Dopo tanti appelli, il governo ha accolto le richieste del settore del trasporto passeggeri con autobus, ora trattato alla pari dell’autotrasporto merci in materia di credito di imposta per compensare (parzialmente) i maggiori costi sostenuti dagli operatori per l’acquisito del carburante.

«Si tratta di un intervento mirato, che consente alle aziende di linea e di noleggio di recuperare parte della maggior spesa sostenuta nei mesi di marzo, aprile e maggio, dove la sola riduzione temporanea delle accise aveva un effetto quasi nullo per i veicoli più virtuosi che già beneficiano del gasolio commerciale. Con questo emendamento, da un lato si evitano ricadute economiche sugli utenti finali, attraverso eventuali aumenti di biglietti per coprire i maggiori costi, dall’altro si da’ un segnale concreto a un comparto strategico per la mobilità di studenti, lavoratori e turisti», le parole del senatore della Lega Roberto Marti, firmatario dell’emendamento in questione approvato in commissione Finanze.

Un decreto che fa esultare l’associazione nazionale bus turistici italiani (An-bti) e FlixBus, che hanno commentato l’emendamento.

«Accogliamo questa notizia con reale soddisfazione. È un risultato importante che rappresenta un primo concreto segnale di attenzione verso una categoria che per troppo tempo è stata dimenticata, relegata ai margini e non considerata al pari degli altri comparti dell’autotrasporto. Oggi, finalmente, viene riconosciuto un principio fondamentale: quello dell’equità che, da tempo e a ragione, chiediamo. Auspichiamo che questo provvedimento rappresenti l’inizio di una nuova stagione, nella quale rispetto, attenzione ed equità siano garantiti alla categoria dei bus turistici al pari di tutti gli altri comparti produttivi del Paese», ha dichiarato il Presidente di AN.BTI–Confcommercio, Riccardo Verona.
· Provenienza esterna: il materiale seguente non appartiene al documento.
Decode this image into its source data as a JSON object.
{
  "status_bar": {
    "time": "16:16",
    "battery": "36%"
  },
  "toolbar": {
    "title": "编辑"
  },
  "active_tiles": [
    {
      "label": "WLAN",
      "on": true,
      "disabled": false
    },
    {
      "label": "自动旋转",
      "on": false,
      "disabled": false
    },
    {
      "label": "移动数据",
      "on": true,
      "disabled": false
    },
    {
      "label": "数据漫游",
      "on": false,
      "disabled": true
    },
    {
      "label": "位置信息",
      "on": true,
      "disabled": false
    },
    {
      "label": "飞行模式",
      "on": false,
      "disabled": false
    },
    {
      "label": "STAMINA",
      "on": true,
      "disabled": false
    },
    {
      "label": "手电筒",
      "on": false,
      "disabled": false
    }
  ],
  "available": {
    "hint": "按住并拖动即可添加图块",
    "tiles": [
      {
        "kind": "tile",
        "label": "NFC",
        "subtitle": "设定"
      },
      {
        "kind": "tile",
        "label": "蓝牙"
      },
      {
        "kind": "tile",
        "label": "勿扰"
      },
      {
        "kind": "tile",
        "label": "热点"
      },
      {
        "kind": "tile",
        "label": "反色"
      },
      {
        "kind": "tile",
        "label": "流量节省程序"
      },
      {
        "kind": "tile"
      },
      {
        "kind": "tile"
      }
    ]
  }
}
Cesare Neglia, AD di FlixBus Italia: «Si tratta di un passo concreto e significativo per un comparto che svolge un ruolo essenziale per garantire il diritto alla mobilità delle persone e che, negli ultimi mesi, ha dovuto affrontare rilevanti incrementi dei costi operativi dovuti all’aumento del prezzo del gasolio. L’estensione della misura rappresenta un importante riconoscimento delle esigenze delle imprese del settore e  va nella direzione di garantire condizioni più eque e sostenibili per tutti gli operatori del trasporto su gomma. Siamo particolarmente soddisfatti che il testo approvato recepisca sostanzialmente le proposte avanzate fin dall’inizio del confronto istituzionale da FlixBus, insieme alle associazioni di categoria, a testimonianza dell’efficacia di un dialogo costruttivo con le istituzioni sui temi strategici per il settore. Pur restando in attesa del completamento dell’iter parlamentare e della successiva definizione delle modalità attuative della misura, consideriamo questo risultato un segnale positivo e un importante sostegno alla capacità delle aziende di continuare a investire in servizi di mobilità accessibili, efficienti e sostenibili».